Pendant des mois, l’idée d’un deuxième aéroport à Madrid a fait office de bruit de fond constant : des projets privés visant à transformer Casarrubios del Monte en aéroport commercial, des débats pour savoir si la capitale avait besoin d’une autre piste de grande envergure et des spéculations sur la façon dont la carte aérienne de la région allait changer. Ce scénario a désormais reçu une réponse claire de la part d’Aena.
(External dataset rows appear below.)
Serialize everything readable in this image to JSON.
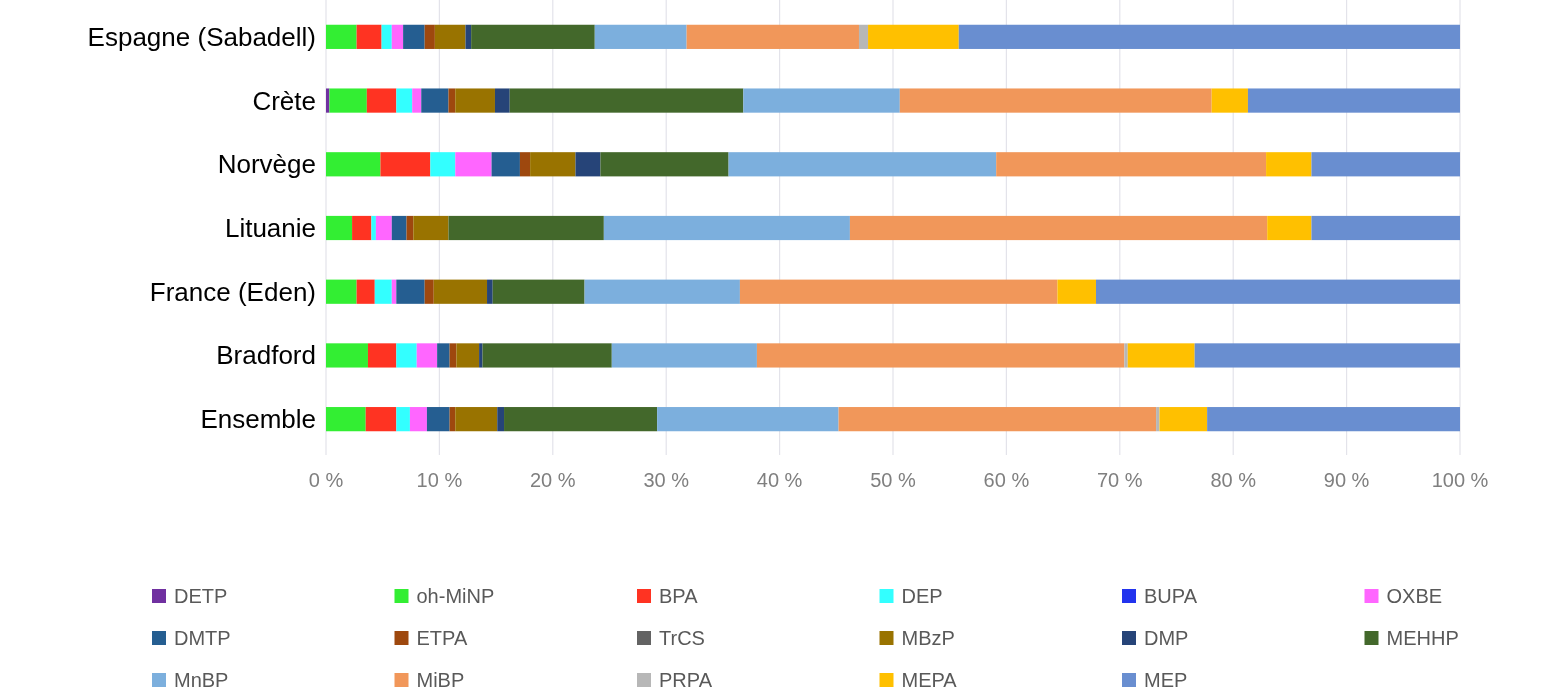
{
  "chart_data": {
    "type": "bar",
    "orientation": "horizontal",
    "stacked": true,
    "categories": [
      "Espagne (Sabadell)",
      "Crète",
      "Norvège",
      "Lituanie",
      "France (Eden)",
      "Bradford",
      "Ensemble"
    ],
    "xlim": [
      0,
      100
    ],
    "xticks": [
      {
        "value": 0,
        "label": "0 %"
      },
      {
        "value": 10,
        "label": "10 %"
      },
      {
        "value": 20,
        "label": "20 %"
      },
      {
        "value": 30,
        "label": "30 %"
      },
      {
        "value": 40,
        "label": "40 %"
      },
      {
        "value": 50,
        "label": "50 %"
      },
      {
        "value": 60,
        "label": "60 %"
      },
      {
        "value": 70,
        "label": "70 %"
      },
      {
        "value": 80,
        "label": "80 %"
      },
      {
        "value": 90,
        "label": "90 %"
      },
      {
        "value": 100,
        "label": "100 %"
      }
    ],
    "grid": "x",
    "legend": "bottom",
    "series": [
      {
        "name": "DETP",
        "color": "#7030a0",
        "values": [
          0,
          0.3,
          0,
          0,
          0,
          0,
          0
        ]
      },
      {
        "name": "oh-MiNP",
        "color": "#33ee33",
        "values": [
          2.7,
          3.3,
          4.8,
          2.3,
          2.7,
          3.7,
          3.5
        ]
      },
      {
        "name": "BPA",
        "color": "#ff3322",
        "values": [
          2.2,
          2.6,
          4.4,
          1.7,
          1.6,
          2.5,
          2.7
        ]
      },
      {
        "name": "DEP",
        "color": "#33ffff",
        "values": [
          0.9,
          1.4,
          2.2,
          0.4,
          1.5,
          1.8,
          1.2
        ]
      },
      {
        "name": "BUPA",
        "color": "#2233ee",
        "values": [
          0,
          0,
          0,
          0,
          0,
          0,
          0
        ]
      },
      {
        "name": "OXBE",
        "color": "#ff66ff",
        "values": [
          1.0,
          0.8,
          3.2,
          1.4,
          0.4,
          1.8,
          1.5
        ]
      },
      {
        "name": "DMTP",
        "color": "#255e91",
        "values": [
          1.9,
          2.4,
          2.5,
          1.3,
          2.5,
          1.1,
          2.0
        ]
      },
      {
        "name": "ETPA",
        "color": "#9e480e",
        "values": [
          0.9,
          0.6,
          0.9,
          0.6,
          0.8,
          0.6,
          0.5
        ]
      },
      {
        "name": "TrCS",
        "color": "#636363",
        "values": [
          0,
          0,
          0,
          0,
          0,
          0,
          0
        ]
      },
      {
        "name": "MBzP",
        "color": "#997300",
        "values": [
          2.7,
          3.5,
          4.0,
          3.1,
          4.7,
          2.0,
          3.7
        ]
      },
      {
        "name": "DMP",
        "color": "#264478",
        "values": [
          0.5,
          1.3,
          2.2,
          0,
          0.5,
          0.3,
          0.6
        ]
      },
      {
        "name": "MEHHP",
        "color": "#43682b",
        "values": [
          10.9,
          20.6,
          11.3,
          13.7,
          8.1,
          11.4,
          13.5
        ]
      },
      {
        "name": "MnBP",
        "color": "#7cafdd",
        "values": [
          8.1,
          13.8,
          23.6,
          21.7,
          13.7,
          12.8,
          16.0
        ]
      },
      {
        "name": "MiBP",
        "color": "#f1975a",
        "values": [
          15.2,
          27.5,
          23.8,
          36.8,
          28.0,
          32.4,
          28.0
        ]
      },
      {
        "name": "PRPA",
        "color": "#b7b7b7",
        "values": [
          0.8,
          0,
          0,
          0,
          0,
          0.3,
          0.3
        ]
      },
      {
        "name": "MEPA",
        "color": "#ffc000",
        "values": [
          8.0,
          3.2,
          4.0,
          3.9,
          3.4,
          5.9,
          4.2
        ]
      },
      {
        "name": "MEP",
        "color": "#698ed0",
        "values": [
          44.2,
          18.7,
          13.1,
          13.1,
          32.1,
          23.4,
          22.3
        ]
      }
    ]
  }
}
Le gestionnaire aéroportuaire a précisé qu’il ne considérait pas la création d’un nouvel aéroport commercial à Madrid comme viable, ni comme nécessaire d’un point de vue opérationnel.
En parallèle, il a accéléré l’extension de l’aéroport Adolfo Suárez Madrid-Barajas avec de nouveaux appels d’offres pour les terminaux T4 et T4S, d’un montant de plus de 146 millions d’euros, s’inscrivant dans un plan d’investissement de plusieurs milliards.
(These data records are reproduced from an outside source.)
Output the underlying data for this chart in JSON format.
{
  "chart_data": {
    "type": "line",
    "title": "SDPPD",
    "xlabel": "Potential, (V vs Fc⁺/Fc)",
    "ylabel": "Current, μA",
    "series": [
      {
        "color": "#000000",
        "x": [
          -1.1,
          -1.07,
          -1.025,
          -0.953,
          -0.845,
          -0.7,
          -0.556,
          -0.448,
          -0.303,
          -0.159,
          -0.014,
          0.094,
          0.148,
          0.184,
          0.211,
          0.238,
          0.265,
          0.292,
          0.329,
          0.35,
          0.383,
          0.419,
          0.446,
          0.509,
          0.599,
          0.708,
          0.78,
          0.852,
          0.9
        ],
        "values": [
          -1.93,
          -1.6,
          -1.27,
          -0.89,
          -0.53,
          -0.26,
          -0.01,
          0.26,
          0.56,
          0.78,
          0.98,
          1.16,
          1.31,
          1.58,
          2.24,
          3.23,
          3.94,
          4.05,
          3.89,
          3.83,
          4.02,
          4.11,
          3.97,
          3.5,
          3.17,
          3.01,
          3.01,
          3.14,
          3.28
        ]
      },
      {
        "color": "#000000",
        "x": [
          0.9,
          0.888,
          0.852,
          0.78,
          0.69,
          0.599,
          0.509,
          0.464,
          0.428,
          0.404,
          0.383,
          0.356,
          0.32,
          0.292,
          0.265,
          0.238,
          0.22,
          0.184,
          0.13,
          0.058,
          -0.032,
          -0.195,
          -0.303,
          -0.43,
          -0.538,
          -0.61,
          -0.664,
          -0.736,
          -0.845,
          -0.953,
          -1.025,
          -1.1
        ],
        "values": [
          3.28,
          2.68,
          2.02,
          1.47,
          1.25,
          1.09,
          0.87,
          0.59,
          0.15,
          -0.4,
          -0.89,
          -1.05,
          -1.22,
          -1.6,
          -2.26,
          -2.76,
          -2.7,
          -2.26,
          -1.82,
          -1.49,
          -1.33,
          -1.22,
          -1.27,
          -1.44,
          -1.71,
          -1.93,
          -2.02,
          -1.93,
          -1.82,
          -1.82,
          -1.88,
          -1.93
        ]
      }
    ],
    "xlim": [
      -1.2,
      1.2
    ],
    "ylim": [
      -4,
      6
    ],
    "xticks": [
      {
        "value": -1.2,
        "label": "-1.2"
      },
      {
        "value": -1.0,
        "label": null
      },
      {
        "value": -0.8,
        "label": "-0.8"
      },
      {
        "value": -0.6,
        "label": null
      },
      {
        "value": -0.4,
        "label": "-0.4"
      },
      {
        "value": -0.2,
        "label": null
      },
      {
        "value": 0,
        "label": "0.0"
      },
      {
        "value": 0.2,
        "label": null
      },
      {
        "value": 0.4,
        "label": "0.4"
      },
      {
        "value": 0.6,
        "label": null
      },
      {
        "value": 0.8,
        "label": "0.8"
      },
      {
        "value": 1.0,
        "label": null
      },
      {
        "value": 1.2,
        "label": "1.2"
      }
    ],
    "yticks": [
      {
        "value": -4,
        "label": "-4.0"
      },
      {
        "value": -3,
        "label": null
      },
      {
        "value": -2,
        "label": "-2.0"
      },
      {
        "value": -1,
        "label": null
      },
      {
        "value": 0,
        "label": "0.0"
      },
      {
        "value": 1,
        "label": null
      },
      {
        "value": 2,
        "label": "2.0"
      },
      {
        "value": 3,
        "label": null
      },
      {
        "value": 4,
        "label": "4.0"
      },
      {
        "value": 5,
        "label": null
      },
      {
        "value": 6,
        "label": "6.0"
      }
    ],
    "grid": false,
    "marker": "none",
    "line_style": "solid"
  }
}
Casarrubios ne sera pas le « deuxième aéroport » : incompatibilité avec l’espace aérien

C’est Aena elle-même qui a prononcé la phrase clé : le projet visant à transformer l’aérodrome de Casarrubios del Monte en deuxième aéroport commercial de Madrid présente « des problèmes de compatibilité avec l’espace aérien » et « n’a aucun sens d’un point de vue opérationnel ». La société rappelle que l’emplacement envisagé interférerait avec les décollages et atterrissages de Barajas, créerait des conflits avec les routes aériennes actuelles et exigerait une réorganisation complexe de l’espace aérien madrilène qui, dans la pratique, mettrait en péril la sécurité et l’efficacité du système.cincodias.
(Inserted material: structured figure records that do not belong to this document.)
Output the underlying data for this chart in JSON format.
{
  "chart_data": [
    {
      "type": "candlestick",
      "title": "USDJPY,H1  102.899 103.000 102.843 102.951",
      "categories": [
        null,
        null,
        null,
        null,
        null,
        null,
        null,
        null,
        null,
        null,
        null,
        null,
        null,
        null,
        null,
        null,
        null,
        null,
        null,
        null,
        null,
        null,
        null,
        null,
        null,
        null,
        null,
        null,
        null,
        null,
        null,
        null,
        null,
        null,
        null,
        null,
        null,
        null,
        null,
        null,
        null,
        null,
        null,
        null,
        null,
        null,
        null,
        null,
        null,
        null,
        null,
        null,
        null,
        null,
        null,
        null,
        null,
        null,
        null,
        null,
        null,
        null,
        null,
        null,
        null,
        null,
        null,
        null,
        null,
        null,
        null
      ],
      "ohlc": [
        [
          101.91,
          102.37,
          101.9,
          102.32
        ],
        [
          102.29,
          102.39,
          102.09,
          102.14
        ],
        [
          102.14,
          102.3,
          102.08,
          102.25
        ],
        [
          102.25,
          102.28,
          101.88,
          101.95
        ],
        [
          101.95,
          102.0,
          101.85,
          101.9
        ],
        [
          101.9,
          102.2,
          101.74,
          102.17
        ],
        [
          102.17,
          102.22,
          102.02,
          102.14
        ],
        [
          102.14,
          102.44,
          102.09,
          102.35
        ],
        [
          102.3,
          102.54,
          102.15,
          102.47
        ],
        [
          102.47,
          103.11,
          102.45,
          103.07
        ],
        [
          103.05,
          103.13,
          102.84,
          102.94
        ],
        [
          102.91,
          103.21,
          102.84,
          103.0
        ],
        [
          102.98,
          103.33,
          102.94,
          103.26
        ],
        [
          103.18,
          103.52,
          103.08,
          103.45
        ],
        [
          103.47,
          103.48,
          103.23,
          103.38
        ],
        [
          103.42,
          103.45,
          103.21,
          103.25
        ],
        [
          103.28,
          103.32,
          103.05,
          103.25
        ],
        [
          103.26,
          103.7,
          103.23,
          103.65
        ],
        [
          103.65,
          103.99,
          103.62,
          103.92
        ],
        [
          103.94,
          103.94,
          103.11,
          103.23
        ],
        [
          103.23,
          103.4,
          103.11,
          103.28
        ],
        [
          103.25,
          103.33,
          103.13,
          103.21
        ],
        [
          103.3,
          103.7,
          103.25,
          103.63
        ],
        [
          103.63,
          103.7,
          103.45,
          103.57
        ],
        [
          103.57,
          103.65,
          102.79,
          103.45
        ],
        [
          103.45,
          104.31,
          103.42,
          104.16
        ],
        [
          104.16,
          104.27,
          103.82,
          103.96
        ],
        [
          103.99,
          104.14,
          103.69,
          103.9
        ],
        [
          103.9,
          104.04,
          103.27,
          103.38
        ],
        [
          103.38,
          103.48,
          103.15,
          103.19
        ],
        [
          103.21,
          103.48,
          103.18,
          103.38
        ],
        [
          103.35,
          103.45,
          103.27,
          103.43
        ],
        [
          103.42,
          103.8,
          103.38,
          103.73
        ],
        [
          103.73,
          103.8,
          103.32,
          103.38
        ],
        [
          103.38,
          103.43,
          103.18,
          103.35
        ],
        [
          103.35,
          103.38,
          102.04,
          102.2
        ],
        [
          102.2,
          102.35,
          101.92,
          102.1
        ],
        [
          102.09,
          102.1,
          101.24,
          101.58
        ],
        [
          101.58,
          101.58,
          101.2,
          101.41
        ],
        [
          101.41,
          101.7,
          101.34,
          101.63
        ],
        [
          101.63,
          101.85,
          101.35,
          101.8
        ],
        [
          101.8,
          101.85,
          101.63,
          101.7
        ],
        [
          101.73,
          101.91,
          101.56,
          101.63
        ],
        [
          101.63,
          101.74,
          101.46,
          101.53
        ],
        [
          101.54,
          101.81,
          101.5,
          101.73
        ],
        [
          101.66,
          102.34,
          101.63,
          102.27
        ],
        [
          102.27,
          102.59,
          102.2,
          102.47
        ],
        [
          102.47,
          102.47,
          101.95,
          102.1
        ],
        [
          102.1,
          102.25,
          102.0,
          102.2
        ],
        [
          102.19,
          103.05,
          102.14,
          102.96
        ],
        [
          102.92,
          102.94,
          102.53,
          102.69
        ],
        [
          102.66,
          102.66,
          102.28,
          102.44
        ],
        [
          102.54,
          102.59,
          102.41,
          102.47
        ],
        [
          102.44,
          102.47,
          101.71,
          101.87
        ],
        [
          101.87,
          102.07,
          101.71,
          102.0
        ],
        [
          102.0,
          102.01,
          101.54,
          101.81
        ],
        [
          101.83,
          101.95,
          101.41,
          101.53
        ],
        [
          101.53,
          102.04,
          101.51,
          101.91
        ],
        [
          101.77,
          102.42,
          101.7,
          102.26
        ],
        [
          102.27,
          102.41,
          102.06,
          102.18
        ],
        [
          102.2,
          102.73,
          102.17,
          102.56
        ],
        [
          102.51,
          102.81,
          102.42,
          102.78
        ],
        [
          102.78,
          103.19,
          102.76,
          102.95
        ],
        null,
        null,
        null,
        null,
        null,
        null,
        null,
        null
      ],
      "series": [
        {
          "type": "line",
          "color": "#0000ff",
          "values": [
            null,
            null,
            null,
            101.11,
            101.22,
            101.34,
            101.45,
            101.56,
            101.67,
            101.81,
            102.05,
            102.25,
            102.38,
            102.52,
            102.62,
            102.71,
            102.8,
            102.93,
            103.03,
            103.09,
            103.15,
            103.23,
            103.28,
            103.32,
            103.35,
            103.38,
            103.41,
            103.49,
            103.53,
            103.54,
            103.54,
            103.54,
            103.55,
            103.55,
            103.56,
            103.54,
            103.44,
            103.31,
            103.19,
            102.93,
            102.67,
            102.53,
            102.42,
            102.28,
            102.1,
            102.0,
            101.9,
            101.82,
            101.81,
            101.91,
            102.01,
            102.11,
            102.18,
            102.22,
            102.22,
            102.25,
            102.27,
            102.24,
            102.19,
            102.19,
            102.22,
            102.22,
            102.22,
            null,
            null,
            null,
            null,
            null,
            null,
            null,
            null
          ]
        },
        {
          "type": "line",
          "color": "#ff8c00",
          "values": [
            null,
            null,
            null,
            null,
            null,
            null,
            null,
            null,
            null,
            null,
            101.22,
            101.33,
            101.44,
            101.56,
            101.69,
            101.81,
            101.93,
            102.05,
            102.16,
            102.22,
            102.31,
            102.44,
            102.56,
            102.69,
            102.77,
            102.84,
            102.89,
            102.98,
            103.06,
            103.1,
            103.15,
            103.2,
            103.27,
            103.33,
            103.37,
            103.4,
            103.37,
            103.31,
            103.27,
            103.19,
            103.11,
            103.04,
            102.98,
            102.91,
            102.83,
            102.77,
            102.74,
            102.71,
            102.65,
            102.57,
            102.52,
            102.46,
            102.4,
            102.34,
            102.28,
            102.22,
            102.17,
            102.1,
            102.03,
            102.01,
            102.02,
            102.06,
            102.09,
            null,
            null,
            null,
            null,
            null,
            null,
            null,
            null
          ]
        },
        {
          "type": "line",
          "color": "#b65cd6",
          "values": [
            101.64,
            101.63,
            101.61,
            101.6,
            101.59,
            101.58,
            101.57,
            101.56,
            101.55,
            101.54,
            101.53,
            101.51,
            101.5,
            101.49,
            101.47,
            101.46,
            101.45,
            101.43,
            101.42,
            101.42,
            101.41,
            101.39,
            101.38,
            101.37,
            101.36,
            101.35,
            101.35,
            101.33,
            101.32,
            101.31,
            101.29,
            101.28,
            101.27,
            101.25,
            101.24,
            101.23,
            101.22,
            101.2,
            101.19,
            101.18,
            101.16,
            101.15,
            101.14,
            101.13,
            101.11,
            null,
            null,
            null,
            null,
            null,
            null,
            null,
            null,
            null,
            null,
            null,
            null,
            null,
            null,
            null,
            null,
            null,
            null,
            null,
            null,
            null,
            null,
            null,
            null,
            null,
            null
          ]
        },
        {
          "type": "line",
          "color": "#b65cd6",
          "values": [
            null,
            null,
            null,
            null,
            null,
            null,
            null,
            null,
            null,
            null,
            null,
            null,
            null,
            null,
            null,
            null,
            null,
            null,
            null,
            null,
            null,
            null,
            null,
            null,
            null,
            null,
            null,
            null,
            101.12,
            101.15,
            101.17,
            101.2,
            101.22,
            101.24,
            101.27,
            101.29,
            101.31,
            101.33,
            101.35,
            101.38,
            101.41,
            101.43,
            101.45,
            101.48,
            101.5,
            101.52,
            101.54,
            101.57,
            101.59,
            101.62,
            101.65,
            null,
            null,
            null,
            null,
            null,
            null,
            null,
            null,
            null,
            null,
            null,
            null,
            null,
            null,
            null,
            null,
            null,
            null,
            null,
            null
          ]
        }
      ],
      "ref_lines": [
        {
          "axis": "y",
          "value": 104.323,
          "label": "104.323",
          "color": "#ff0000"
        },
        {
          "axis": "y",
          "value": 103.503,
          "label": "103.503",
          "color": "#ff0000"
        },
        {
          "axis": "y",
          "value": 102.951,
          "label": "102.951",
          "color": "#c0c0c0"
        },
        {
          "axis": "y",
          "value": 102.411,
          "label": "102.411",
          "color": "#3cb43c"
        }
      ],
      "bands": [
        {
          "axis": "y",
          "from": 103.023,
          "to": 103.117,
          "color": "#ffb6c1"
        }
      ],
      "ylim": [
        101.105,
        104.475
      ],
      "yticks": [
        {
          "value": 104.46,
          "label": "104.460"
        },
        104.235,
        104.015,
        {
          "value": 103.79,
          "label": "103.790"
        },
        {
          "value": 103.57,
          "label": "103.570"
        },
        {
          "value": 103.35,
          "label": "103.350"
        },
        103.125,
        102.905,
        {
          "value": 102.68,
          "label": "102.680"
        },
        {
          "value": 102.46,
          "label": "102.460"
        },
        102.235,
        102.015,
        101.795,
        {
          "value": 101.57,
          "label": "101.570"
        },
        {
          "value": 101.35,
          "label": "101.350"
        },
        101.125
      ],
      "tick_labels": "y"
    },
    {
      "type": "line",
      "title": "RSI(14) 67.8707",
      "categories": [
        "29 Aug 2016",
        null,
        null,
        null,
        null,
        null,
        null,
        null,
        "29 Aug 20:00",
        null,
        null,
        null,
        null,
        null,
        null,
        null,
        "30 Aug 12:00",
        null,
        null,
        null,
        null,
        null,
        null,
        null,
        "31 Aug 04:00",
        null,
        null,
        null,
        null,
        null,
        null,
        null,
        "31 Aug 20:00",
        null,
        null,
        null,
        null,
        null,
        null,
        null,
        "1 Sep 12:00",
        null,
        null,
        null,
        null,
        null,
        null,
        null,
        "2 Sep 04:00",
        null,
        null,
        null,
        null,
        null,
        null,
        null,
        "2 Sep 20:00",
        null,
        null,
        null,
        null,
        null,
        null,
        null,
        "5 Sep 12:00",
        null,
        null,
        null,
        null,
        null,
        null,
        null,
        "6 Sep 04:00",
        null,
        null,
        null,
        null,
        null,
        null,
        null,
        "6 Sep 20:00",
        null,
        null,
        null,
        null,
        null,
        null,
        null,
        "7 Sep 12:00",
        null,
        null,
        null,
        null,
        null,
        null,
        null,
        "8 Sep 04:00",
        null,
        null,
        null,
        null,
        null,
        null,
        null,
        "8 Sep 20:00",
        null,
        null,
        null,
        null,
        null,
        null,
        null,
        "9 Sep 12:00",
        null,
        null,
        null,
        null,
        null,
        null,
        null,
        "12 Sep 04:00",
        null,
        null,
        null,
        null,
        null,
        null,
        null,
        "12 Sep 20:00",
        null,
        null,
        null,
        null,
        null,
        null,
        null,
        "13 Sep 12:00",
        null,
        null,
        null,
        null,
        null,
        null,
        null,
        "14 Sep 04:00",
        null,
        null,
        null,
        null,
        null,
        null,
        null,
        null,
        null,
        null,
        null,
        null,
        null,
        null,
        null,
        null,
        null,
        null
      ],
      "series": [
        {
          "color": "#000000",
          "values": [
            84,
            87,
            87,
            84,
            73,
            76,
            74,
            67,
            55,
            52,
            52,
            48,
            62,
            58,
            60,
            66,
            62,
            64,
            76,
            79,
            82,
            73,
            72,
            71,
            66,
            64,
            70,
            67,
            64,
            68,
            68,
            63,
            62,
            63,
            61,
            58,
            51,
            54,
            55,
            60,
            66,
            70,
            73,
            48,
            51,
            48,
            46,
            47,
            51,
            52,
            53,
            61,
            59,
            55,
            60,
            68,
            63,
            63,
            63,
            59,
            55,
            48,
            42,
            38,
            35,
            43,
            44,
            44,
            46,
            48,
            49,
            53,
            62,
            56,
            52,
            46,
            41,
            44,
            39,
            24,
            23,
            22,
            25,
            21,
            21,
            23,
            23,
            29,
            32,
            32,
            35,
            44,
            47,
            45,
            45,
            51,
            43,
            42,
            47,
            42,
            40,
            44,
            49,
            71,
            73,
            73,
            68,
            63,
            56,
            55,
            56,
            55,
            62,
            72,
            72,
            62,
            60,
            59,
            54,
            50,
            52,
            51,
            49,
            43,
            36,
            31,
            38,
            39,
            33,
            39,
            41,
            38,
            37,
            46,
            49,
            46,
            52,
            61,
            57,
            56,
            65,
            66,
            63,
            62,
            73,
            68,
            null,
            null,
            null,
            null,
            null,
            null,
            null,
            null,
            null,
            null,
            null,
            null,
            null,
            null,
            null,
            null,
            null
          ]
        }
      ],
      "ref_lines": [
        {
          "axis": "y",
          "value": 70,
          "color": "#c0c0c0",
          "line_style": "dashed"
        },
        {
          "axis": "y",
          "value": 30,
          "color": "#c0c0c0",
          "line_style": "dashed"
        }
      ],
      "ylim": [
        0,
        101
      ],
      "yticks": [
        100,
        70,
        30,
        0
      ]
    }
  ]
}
Tout en écartant l’idée d’un deuxième aéroport, Aena a franchi une étape importante dans l’extension de Barajas. Le conseil d’administration a autorisé des travaux dans les terminaux T4 et T4S pour un montant de plus de 146 millions d’euros : l’agrandissement de la plate-forme nord du T4 (89,97 millions, pour une durée de 35 mois) et celui du quai sud du T4S (56,5 millions, pour une durée de 24 mois). L’objectif, c’est de gagner des postes de stationnement éloignés au T4 et de nouveaux postes de contact pour le trafic hors Schengen au T4S, ce qui permettra d’augmenter la capacité opérationnelle aux heures de pointe et d’avoir plus de flexibilité pour gérer les vols long-courriers.
Ces travaux s’inscrivent dans un projet d’extension bien plus vaste, évalué à plus de 4 milliards d’euros, qui prévoit de porter la capacité de l’aéroport à environ 90 millions de passagers par an. Dans le cadre réglementaire DORA 2027-2031, Aena prévoit d’investir près de 2 960 millions dans des travaux clés : extension des terminaux T4 et T4S, construction d’un nouveau bâtiment de traitement, rénovation de la zone d’embarquement des terminaux T1-T2-T3, amélioration des voies de circulation, des parkings et des aires de trafic associées, ainsi que de nouvelles centrales thermiques et électriques pour alimenter l’ensemble du site.